In this blog, we will discuss the strategies or the different approaches you can take to segment your customers. Below we have the main four segmentation strategies.
Levels of market segmentation: full market coverage, multiple segments, single segments and individuals as segments
1. Full market coverage (or undifferentiated segmentation strategy)
This approach applies a single marketing mix to the entire market. It is when a business tries to serve all consumer groups with the products or services they might need.
In the undifferentiated segmentation strategy or mass marketing, a company goes after the whole market with one offer, ignoring segment differences. Such a strategy requires huge capital and usually, only large corporations can achieve it (Microsoft, General Motors, Coca-Cola).
A full market coverage approach is appropriate when consumers’ preferences are not so relevant and the industry doesn’t manifest natural segments. It leads to standardisation which in turn determines lower costs or higher margins. However, the increasing proliferation of marketing communication channels makes it difficult and expensive to reach a mience.
2. Multiple segments specialisation (or differentiated segmentation strategy)
A business may specialise in a product or service while targeting multiple segments that have similar traits. For example, smartphone companies don’t target only those who need to communicate (make calls and send messages), but also photography and music enthusiasts as they integrate more powerful features into their smartphones.
Companies can also specialise in a market serving multiple needs of a specific group of people.
A multiple segment specialisation approach allows businesses to diversify risks. That’s why it can be called a differentiated segmentation strategy: each single market segment has its marketing mix.
3. Single-segment concentration (or concentrated segmentation strategy)
In this approach, businesses target a single market segment and establish expertise in that industry. They conduct good market research and apply a single marketing mix to a given segment: a concentrated segmentation strategy.
An organisation gathers extensive knowledge of consumers’ needs and naturally gains a strong market presence. Marketers can also divide the industry into sub-segments and aim for a specific niche.
4. Individual marketing (one-to-one marketing)
Thanks to Artificial Intelligence (AI) and Machine Learning, it is possible to create personalised purchasing experiences.

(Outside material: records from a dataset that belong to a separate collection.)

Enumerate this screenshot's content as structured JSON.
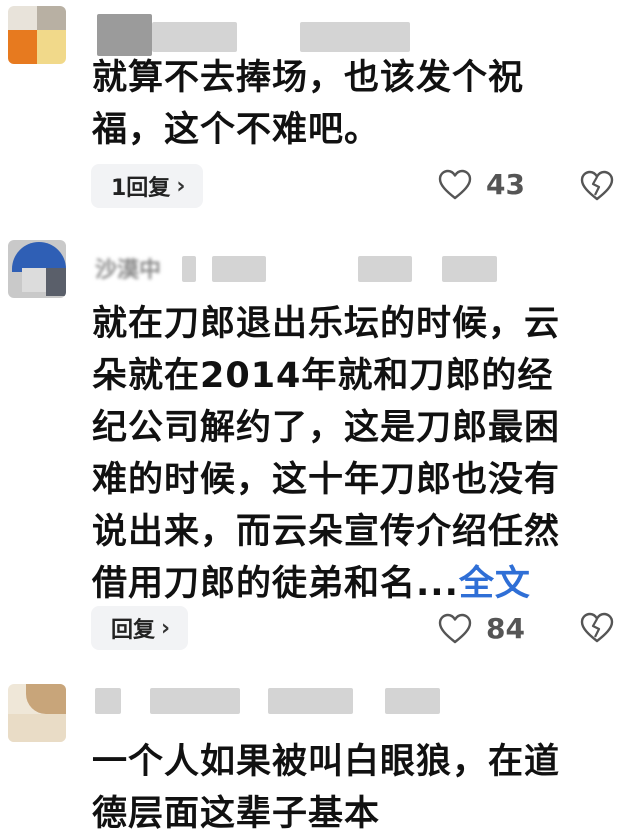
{
  "comments": [
    {
      "text_lines": [
        "就算不去捧场，也该发个祝",
        "福，这个不难吧。"
      ],
      "reply_label": "1回复",
      "like_count": "43"
    },
    {
      "author_fragment": "沙漠中",
      "text_lines": [
        "就在刀郎退出乐坛的时候，云",
        "朵就在2014年就和刀郎的经",
        "纪公司解约了，这是刀郎最困",
        "难的时候，这十年刀郎也没有",
        "说出来，而云朵宣传介绍任然"
      ],
      "last_line": "借用刀郎的徒弟和名...",
      "full_text_link": "全文",
      "reply_label": "回复",
      "like_count": "84"
    },
    {
      "text_lines": [
        "一个人如果被叫白眼狼，在道",
        "德层面这辈子基本"
      ]
    }
  ],
  "colors": {
    "link": "#2f6fd6",
    "pill_bg": "#f2f3f5",
    "text": "#111111",
    "count": "#555555"
  },
  "icons": [
    "heart-icon",
    "broken-heart-icon",
    "chevron-right-icon"
  ]
}
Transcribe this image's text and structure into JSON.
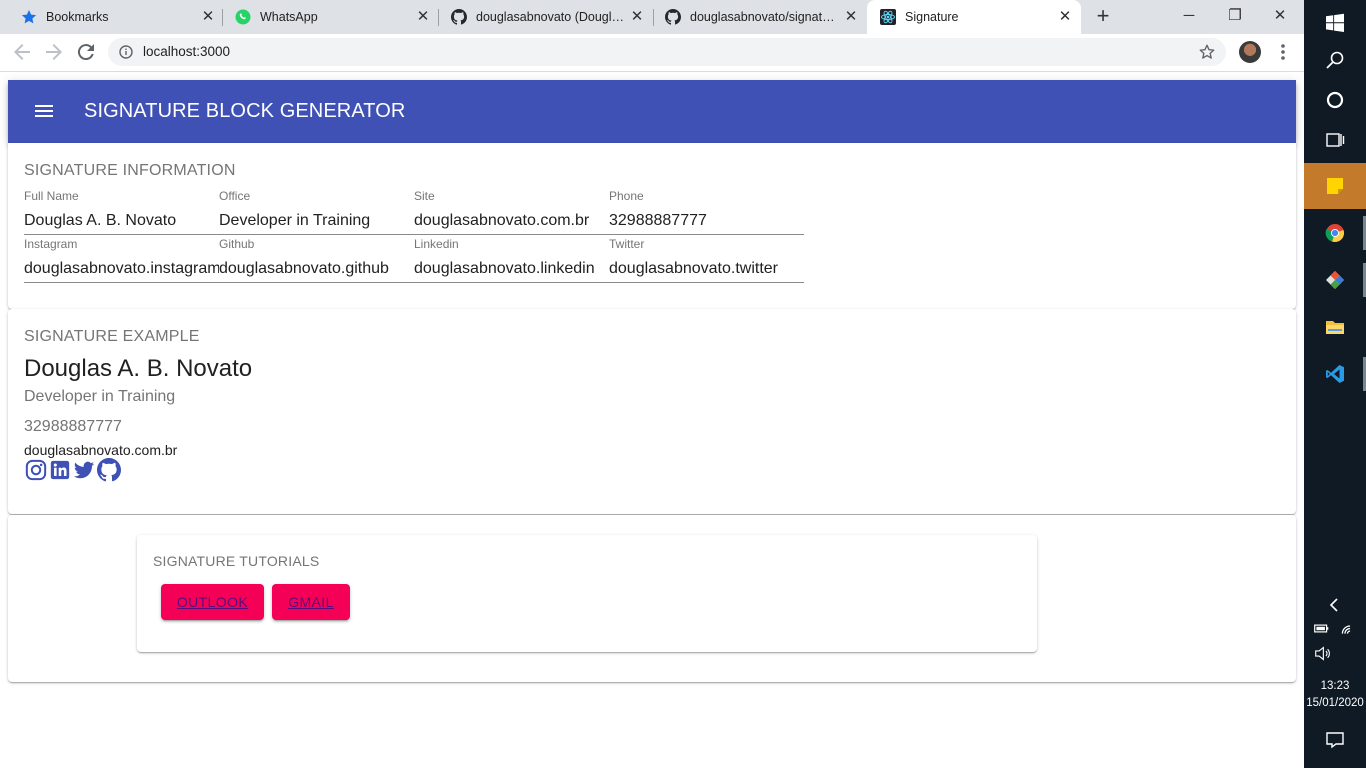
{
  "browser": {
    "tabs": [
      {
        "label": "Bookmarks",
        "icon": "star-icon",
        "active": false
      },
      {
        "label": "WhatsApp",
        "icon": "whatsapp-icon",
        "active": false
      },
      {
        "label": "douglasabnovato (Douglas N",
        "icon": "github-icon",
        "active": false
      },
      {
        "label": "douglasabnovato/signature-",
        "icon": "github-icon",
        "active": false
      },
      {
        "label": "Signature",
        "icon": "react-icon",
        "active": true
      }
    ],
    "url": "localhost:3000"
  },
  "app": {
    "title": "SIGNATURE BLOCK GENERATOR"
  },
  "info": {
    "title": "SIGNATURE INFORMATION",
    "fields": [
      {
        "label": "Full Name",
        "value": "Douglas A. B. Novato"
      },
      {
        "label": "Office",
        "value": "Developer in Training"
      },
      {
        "label": "Site",
        "value": "douglasabnovato.com.br"
      },
      {
        "label": "Phone",
        "value": "32988887777"
      },
      {
        "label": "Instagram",
        "value": "douglasabnovato.instagram"
      },
      {
        "label": "Github",
        "value": "douglasabnovato.github"
      },
      {
        "label": "Linkedin",
        "value": "douglasabnovato.linkedin"
      },
      {
        "label": "Twitter",
        "value": "douglasabnovato.twitter"
      }
    ]
  },
  "example": {
    "title": "SIGNATURE EXAMPLE",
    "name": "Douglas A. B. Novato",
    "office": "Developer in Training",
    "phone": "32988887777",
    "site": "douglasabnovato.com.br",
    "social_icons": [
      "instagram-icon",
      "linkedin-icon",
      "twitter-icon",
      "github-icon"
    ]
  },
  "tutorials": {
    "title": "SIGNATURE TUTORIALS",
    "buttons": [
      "OUTLOOK",
      "GMAIL"
    ]
  },
  "colors": {
    "appbar": "#3f51b5",
    "button": "#f50057",
    "icon": "#3f51b5"
  },
  "taskbar": {
    "time": "13:23",
    "date": "15/01/2020"
  }
}
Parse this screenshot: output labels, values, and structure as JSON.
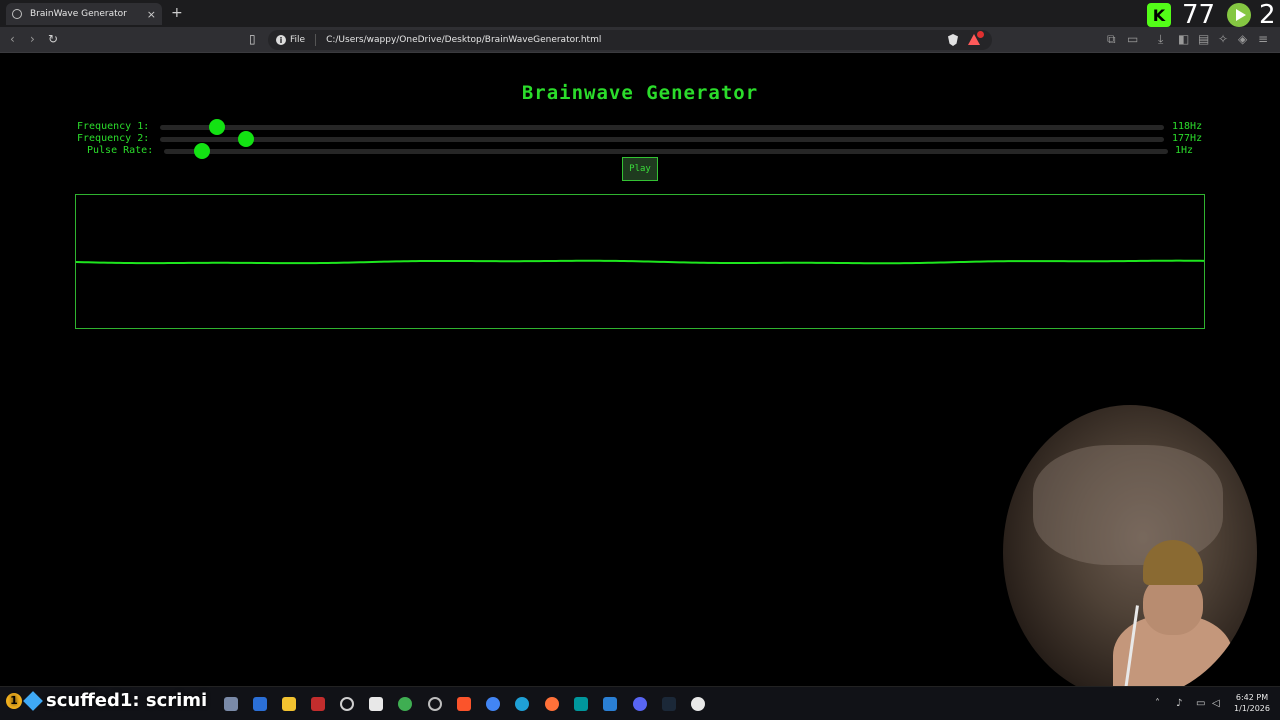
{
  "browser": {
    "tab_title": "BrainWave Generator",
    "new_tab": "+",
    "close": "×",
    "url_scheme": "File",
    "url_info": "i",
    "url_path": "C:/Users/wappy/OneDrive/Desktop/BrainWaveGenerator.html"
  },
  "overlay": {
    "kick_logo": "K",
    "kick_count": "77",
    "rumble_count": "2"
  },
  "app": {
    "title": "Brainwave Generator",
    "sliders": [
      {
        "label": "Frequency 1:",
        "value_text": "118Hz",
        "level": 0.057
      },
      {
        "label": "Frequency 2:",
        "value_text": "177Hz",
        "level": 0.086
      },
      {
        "label": "Pulse Rate:",
        "value_text": "1Hz",
        "level": 0.038
      }
    ],
    "play_label": "Play"
  },
  "taskbar": {
    "scuffed_badge": "1",
    "scuffed_text": "scuffed1: scrimi",
    "clock_time": "6:42 PM",
    "clock_date": "1/1/2026"
  },
  "colors": {
    "accent": "#2bdc2b",
    "wave": "#1ee61e",
    "background": "#000000"
  }
}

For example, HubSpot’s clients can create tailored web pages according to the specific prospect who is visiting the website at a certain time.
Organisations can also create tools, platforms or interfaces that users can use to personalise their products or service.
Nevertheless, customization is very difficult to achieve for complex products or services and may raise the price by more than the customer is willing to pay.
Sometimes, digital marketers don’t understand the value of personalization. This is the reason why we want to end with a quote:
“Personalization - It is not about first/last name. It’s about relevant content.”